İşte Erdoğan'ın açıklamalarından satır başları:
Bizler AK Parti'yi istişare üzerine inşa ettik. Her kademede istişareyi pusulamız olarak değerlendirdik. AK Parti'nin üye sayısı 8 milyon 300 bin. Son seçimde AK Parti'nin Türkiye genelinde aldığı oy 21 milyon 400 bin raklamına ulaştı. Biz 76 milyona karşı sorumluyuz.
Bizim 6 ay arayla yaptığımız genişletilmiş istişare toplantımız ve aynı şekilde illerimizde yapılan il dayanışma meclisi toplantıları istişare içindir. Ayrıca bizim her ay genişletilmiş il başkanları toplantımız da farklı bir istişare toplantısıdır. Sadece milletvekili düzeyinde istişare yeterli değildir.

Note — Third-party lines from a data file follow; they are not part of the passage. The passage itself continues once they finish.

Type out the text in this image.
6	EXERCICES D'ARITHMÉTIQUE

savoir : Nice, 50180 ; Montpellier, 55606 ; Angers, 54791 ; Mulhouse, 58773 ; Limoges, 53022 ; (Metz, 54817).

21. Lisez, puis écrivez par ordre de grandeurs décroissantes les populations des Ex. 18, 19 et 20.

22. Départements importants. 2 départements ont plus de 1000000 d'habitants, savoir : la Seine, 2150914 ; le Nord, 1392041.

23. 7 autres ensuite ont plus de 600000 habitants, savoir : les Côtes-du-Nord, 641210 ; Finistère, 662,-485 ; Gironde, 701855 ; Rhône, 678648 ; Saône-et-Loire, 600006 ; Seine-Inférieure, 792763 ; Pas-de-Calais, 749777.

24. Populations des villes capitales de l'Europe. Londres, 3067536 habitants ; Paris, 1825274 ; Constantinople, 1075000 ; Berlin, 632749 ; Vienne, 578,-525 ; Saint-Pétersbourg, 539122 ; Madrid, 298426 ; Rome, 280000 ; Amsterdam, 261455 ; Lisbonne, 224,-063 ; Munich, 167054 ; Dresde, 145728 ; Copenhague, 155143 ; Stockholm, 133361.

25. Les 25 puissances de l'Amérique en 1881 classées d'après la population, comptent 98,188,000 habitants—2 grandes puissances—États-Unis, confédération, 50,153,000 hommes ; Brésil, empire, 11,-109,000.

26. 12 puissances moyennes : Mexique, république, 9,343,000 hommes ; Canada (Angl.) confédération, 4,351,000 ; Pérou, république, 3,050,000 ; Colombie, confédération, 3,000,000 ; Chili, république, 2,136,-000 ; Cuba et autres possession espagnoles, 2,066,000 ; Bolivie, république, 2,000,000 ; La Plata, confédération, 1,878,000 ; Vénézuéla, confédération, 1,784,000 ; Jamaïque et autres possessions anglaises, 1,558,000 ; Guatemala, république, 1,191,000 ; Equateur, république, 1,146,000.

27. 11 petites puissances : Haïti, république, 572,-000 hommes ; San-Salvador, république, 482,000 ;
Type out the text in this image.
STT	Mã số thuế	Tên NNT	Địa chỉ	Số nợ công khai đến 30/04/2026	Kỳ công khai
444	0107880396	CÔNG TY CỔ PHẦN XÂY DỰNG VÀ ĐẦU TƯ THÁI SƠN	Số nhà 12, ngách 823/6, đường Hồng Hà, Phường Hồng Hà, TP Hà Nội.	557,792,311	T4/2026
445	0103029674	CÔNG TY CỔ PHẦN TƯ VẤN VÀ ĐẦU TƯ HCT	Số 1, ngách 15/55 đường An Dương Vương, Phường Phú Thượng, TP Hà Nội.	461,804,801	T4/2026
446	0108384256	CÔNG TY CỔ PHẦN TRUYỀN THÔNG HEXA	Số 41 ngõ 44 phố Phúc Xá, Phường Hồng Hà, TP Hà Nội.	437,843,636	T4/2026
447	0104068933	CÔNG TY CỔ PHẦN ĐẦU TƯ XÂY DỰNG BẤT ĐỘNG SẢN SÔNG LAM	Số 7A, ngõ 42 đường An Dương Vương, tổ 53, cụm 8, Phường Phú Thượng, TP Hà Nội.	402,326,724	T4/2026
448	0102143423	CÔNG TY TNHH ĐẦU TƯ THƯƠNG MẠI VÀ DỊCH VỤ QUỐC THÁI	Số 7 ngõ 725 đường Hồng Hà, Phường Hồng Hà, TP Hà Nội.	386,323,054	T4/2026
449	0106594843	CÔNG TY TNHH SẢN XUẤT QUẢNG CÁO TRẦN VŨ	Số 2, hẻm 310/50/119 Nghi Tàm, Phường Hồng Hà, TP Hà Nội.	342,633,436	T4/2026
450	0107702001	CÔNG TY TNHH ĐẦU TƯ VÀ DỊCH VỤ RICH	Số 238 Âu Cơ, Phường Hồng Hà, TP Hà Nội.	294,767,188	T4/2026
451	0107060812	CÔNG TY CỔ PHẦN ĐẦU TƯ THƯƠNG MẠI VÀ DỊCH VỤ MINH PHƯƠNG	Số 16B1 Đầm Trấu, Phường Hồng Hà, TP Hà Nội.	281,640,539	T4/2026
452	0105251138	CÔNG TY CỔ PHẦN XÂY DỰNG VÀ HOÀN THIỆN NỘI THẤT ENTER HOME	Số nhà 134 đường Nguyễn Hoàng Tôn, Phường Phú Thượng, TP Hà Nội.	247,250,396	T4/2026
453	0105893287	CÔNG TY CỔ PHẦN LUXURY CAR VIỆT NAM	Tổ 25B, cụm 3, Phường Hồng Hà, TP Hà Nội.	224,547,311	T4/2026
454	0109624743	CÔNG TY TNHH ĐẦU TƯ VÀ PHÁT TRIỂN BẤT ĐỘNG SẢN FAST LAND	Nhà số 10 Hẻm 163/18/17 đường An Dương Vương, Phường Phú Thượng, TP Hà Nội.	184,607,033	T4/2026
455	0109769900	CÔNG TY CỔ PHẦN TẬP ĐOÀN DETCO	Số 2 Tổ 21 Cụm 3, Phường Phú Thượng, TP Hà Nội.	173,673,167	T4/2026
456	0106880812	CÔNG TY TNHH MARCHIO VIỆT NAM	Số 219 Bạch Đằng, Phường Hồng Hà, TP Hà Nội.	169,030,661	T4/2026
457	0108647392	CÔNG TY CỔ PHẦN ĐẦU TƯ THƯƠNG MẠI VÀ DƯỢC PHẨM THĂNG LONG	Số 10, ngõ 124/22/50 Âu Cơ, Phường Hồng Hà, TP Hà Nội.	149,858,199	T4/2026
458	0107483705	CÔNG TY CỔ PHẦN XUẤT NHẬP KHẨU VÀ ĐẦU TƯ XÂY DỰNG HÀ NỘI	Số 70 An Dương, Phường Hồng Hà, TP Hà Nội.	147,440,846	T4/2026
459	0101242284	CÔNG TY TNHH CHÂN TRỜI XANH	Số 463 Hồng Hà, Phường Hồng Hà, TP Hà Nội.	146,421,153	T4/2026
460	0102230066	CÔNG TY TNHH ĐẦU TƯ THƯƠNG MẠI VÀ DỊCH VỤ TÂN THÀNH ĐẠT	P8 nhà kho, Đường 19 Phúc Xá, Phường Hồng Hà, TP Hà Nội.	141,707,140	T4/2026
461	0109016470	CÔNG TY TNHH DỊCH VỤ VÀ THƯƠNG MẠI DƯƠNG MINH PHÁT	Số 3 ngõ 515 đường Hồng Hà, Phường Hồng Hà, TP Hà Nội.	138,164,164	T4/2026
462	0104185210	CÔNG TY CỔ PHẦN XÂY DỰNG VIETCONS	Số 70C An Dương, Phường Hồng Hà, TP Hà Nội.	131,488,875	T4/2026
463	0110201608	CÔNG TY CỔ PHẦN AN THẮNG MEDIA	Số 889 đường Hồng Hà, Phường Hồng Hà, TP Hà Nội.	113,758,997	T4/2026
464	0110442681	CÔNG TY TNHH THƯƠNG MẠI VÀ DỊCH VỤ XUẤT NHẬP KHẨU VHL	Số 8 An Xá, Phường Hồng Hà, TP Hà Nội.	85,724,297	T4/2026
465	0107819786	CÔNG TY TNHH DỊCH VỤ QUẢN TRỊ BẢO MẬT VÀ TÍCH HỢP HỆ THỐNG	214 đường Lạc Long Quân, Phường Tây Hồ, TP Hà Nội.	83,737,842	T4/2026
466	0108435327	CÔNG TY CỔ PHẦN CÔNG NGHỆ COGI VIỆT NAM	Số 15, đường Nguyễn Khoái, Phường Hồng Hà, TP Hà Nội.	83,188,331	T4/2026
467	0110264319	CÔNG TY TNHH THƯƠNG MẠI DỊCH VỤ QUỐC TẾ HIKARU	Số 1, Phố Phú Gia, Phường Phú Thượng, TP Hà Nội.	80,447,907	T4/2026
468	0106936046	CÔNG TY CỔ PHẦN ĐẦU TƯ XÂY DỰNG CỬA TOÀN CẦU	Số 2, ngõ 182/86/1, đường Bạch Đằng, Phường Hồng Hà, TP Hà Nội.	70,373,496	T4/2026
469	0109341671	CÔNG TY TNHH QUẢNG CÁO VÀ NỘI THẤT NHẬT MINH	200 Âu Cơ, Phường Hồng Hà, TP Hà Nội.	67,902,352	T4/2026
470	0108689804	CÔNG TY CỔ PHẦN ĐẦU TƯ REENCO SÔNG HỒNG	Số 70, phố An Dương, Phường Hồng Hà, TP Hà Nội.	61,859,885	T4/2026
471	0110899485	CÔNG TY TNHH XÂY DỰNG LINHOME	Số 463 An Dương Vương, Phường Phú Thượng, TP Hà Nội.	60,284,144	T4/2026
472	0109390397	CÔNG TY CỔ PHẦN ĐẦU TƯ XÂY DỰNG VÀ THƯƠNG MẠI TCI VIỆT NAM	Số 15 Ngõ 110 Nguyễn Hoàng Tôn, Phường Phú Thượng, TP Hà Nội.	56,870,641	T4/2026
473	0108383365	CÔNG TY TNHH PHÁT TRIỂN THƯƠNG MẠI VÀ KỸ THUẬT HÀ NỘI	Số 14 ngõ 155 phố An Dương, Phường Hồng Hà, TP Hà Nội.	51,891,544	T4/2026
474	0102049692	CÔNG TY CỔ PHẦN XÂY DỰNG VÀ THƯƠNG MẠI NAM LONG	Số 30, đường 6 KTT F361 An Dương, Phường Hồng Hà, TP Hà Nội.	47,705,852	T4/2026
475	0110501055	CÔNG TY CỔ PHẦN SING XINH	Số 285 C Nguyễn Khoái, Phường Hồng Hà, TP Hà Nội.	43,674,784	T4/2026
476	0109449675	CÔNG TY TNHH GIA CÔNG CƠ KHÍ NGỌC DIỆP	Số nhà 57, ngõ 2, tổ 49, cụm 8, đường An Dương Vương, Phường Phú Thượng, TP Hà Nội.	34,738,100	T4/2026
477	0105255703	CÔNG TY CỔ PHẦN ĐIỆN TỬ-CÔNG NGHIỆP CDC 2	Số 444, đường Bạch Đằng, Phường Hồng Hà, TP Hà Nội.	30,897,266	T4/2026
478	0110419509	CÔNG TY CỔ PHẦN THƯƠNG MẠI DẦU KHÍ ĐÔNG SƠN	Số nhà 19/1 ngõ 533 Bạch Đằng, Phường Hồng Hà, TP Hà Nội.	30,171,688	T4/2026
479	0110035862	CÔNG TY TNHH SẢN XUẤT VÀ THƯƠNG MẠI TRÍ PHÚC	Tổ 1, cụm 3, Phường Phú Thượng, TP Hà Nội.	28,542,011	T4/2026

Başbakan Erdoğan'dan Başkanlık fırçası
MYK ve MKYK toplantılarımızda en üst düzeyde istişarelerimizi yapıyoruz. Kanaat önderleriyle, STK temsilcileriyle de bir araya geliyoruz. İl başkanlarımızla, ilçe başkanlarımızla bir araya geliyoruz.
AKTİF ZAMAN AYIRAMAYANLAR SİYASET YAPMASIN
Bazı arkadaşlarımız 'teşkilatı çok meşgul ediyoruz' diyorlar. 'Bunlar bezginlik getirmiyor mu?' diyen arkadaşlarımız da var. Altını çizerek şunu söylüyorum: Siyaset pasif zaman anlayışıyla yapılmaz, aktif zaman anlayışıyla yapılır. Aktif zamandan buraya zaman ayıramayanlar zaten siyaset etmesinler. 'İşlerimi tamamen bitireyim akşam geçerken de parti teşkilatına uğrayayım' derseniz bu hizmet anlayışı olmaz. Bu işe ciddi manada zaman ayıranlar girsin. 76 milyonun sevki idaresidir. Vatan topraklarını modern bir çağa en önde çıkarma gayretidir. Türkiye Cumhuriyeti'ni muasır medeniyetler seviyesine çıkarmaktır. Onun için aktif zaman politikasıyla bu işi yapacağız. 1 sene kalmadı, AK Parti 11 ay sonraki seçimlerde il genel bazında alacağı oylarla seçimleri silip süpürecek ve Türkiye'yi farklı bir geleceğe taşıyacaktır. Bizim Türkiye'deki istikrar çizgimizin farklı esmesi lazım.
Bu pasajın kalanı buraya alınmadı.